Não se trata de coisas que se passam no foro íntimo de cada um, mas de comportamentos, de atitudes que, pelo seu caráter incompatível com o bom proceder de um parlamentar, acabam por depor contra a própria reputação da instituição.

Esse entendimento fica bem evidente em antigo pronunciamento do STF (RMS 2.319), da lavra do Min. Nelson Hungria (BRASIL, 1954, grifo nosso), que, após realçar a sindicabilidade judicial da cassação por quebra de decoro parlamentar, negando seu caráter puramente discricionário, expôs: “Não é exato que o reconhecimento dessa incompatibilidade atende a critério meramente subjetivo. Admiti-lo valeria por admitir, obliquamente, o arbítrio que a Constituição e a lei ordinária repelem. Não fica ao puro capricho da Câmara Legislativa esse reconhecimento, pois, de outro modo, qualquer atitude de um de seus membros, por mais alheia ao decoro parlamentar, poderia ser considerada ofensiva deste, com a mais intolerável desgarantia à função de representante do povo. O critério de apreciação há de ser, necessariamente, objetivo, isto é, tendo por base ‘id quod plerumque accidit’. A ofensa ao decoro parlamentar há de ser reconhecível segundo a opinião geral.”.

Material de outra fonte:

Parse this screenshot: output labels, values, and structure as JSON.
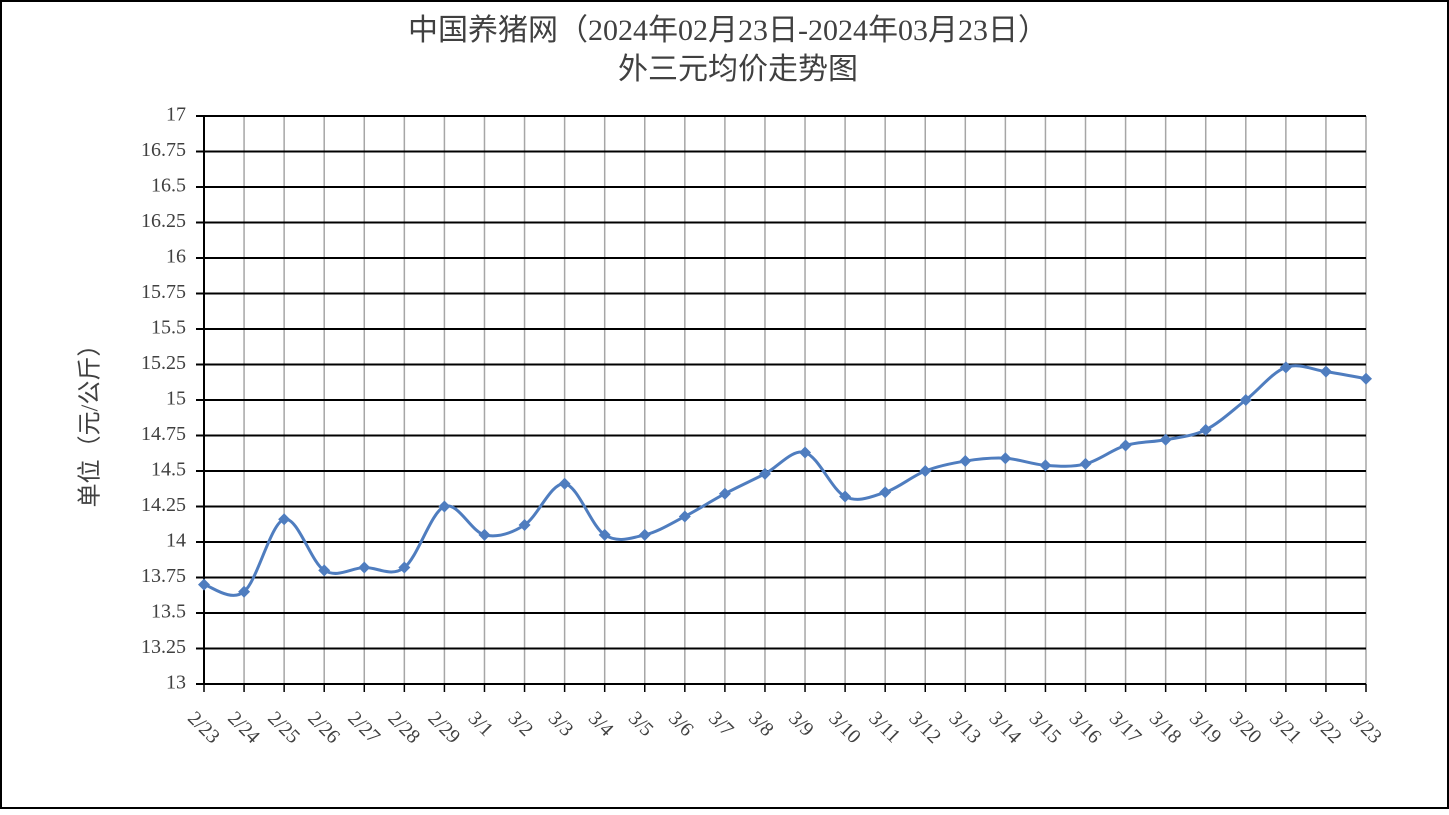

Se essas afirmações deram-se em face da CF/46, quando o conceito de decoro era indeterminado, com tanto mais razão e de maneira mais rigorosa deve ser aplicável ao conceito de decoro parlamentar da CF/88, que agora é determinado, tipificado pela Magna Carta.

Assim, se a previsão regimental estiver em desacordo com o significado mínimo do decoro, ou seja, o ato manifestamente não for indecoroso, o Judiciário pode sim anular o processo de cassação, controlando a constitucionalidade do regimento interno de forma incidental (que não impossibilita, antes recomenda, o controle concentrado).